Facebook is investing billions to build the “metaverse”
Facebook will start publishing the financial results of its augmented and virtual reality labs as a separate unit, where it is investing billions in its ambitions to build the “metaverse” and as it reported that its main advertising business faces “significant uncertainty.”
The social media company reported quarterly revenue below market expectations, which Chief Operating Officer Sheryl Sandberg told analysts was due to the iOS changes.
David Wehner, Facebook’s chief financial officer, said the company expected its investment in its hardware division, Facebook Reality Labs, to reduce overall operating profit in 2021 by approximately $10 billion.
The financial commitment to this hardware-focused unit which will work on Facebook’s “metaverse” ambitions as the company is swamped by coverage of documents leaked by former Facebook employee and whistleblower Frances Haugen which she said showed the company chose profit over user safety.
CEO Mark Zuckerberg started Monday’s analyst call by issuing a defense against criticisms stemming from the documents, which he said painted a “false picture of our company.”
Facebook, which has invested heavily in virtual reality (VR) and augmented reality (AR), including buying companies like Oculus, this year created a product team to work on the metaverse. This month, it said it plans to hire 10,000 employees in Europe over the next five years to work on this initiative.
“This is not an investment that is going to be profitable for us any time in the near future,” Zuckerberg told analysts. “But we basically believe that the metaverse is going to be the successor to the mobile internet.”
Wehner said that starting in the fourth quarter of 2021, it would break out Facebook Reality Labs as a separate reporting segment from Facebook’s family of apps.
Shares of the company were up about 1% in after-hours trade on Monday. Facebook, whose shares have gained about 20% so far this year, is about $85 billion away from regaining a spot onthe $1 trillion club and joining new entrant Tesla.
The world’s largest social media network is under scrutiny from global lawmakers and regulators, including from the Federal Trade Commission which has filed an antitrust lawsuit alleging anticompetitive practices.
The whistleblower documents, first reported by the Wall Street Journal, have intensified scrutiny of the company. They include internal research and reports about Instagram’s effects on the mental health of teens and about whether Facebook’s platforms stoke divisions, as well as its handling of activity around the January 6 Capitol riot and inconsistencies in the company’s content moderation for users around the globe.
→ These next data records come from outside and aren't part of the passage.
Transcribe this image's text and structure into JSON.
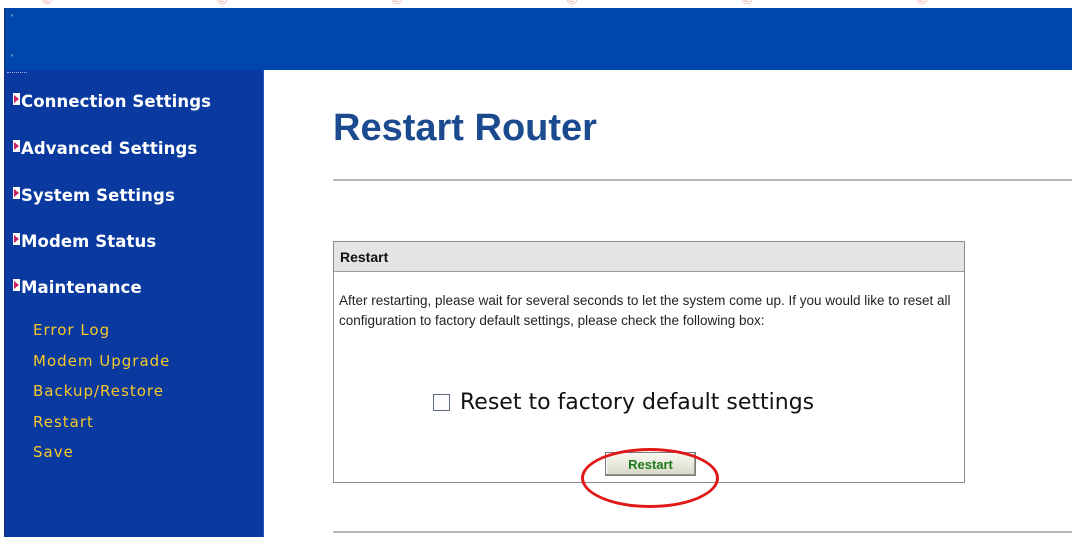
{
  "sidebar": {
    "menu": [
      {
        "label": "Connection Settings"
      },
      {
        "label": "Advanced Settings"
      },
      {
        "label": "System Settings"
      },
      {
        "label": "Modem Status"
      },
      {
        "label": "Maintenance"
      }
    ],
    "maintenance_items": [
      {
        "label": "Error Log"
      },
      {
        "label": "Modem Upgrade"
      },
      {
        "label": "Backup/Restore"
      },
      {
        "label": "Restart"
      },
      {
        "label": "Save"
      }
    ]
  },
  "main": {
    "title": "Restart Router",
    "panel": {
      "heading": "Restart",
      "description": "After restarting, please wait for several seconds to let the system come up. If you would like to reset all configuration to factory default settings, please check the following box:",
      "checkbox_label": "Reset to factory default settings",
      "checkbox_checked": false,
      "button_label": "Restart"
    }
  },
  "colors": {
    "header": "#0047ab",
    "sidebar": "#0a3aa0",
    "submenu_text": "#f7c82a",
    "title": "#1b4a8f",
    "button_text": "#1c7a1c",
    "annotation": "#e01818"
  },
  "icons": {
    "menu_bullet": "arrow-bullet-icon"
  }
}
For the third quarter, Facebook reported monthly active users of 2.91 billion, up 6% from a year ago but short of analysts’ estimates.
On the call, executives emphasized the company’s focus on attracting young adults, including through its short video feature “Reels.”
“We are retooling our teams to make serving young adults their North Star rather than optimizing for the larger number of older people,” said Zuckerberg, a shift he said would take “years, not months, to fully execute.”
The leaked documents show Facebook’s ongoing concerns about its appeal to younger users, as rivals like TikTok have enjoyed popularity with teens. They also show the company’s difficulties in dealing with users who create multiple accounts on its platform.
Facebook said it expects fourth-quarter revenue to be in a range of $31.5 billion to $34 billion. Analysts had forecast $34.84 billion in revenue, or a 24.1% jump, according to IBES data from Refinitiv.
Its third-quarter revenue too faced the brunt of Apple’s privacy rules that made it harder for brands to target and measure their ads on Facebook. Sandberg, the COO, said Facebook expects it will solve “more than half” of the problems that led to the under-reporting by the end of this year.
“The changes to Apple privacy settings have not hurt Facebook in a major way, at least not yet,” said Haris Anwar, an analyst at Investing.com. “Though revenue and user numbers have taken a slight hit over the past quarter, the company’s earning power is still intact.”
The company’s total revenue, which primarily consists of ad sales, rose to $29.01 billion in the third quarter from $21.47 billion a year earlier, missing analysts’ estimates of $29.57billion.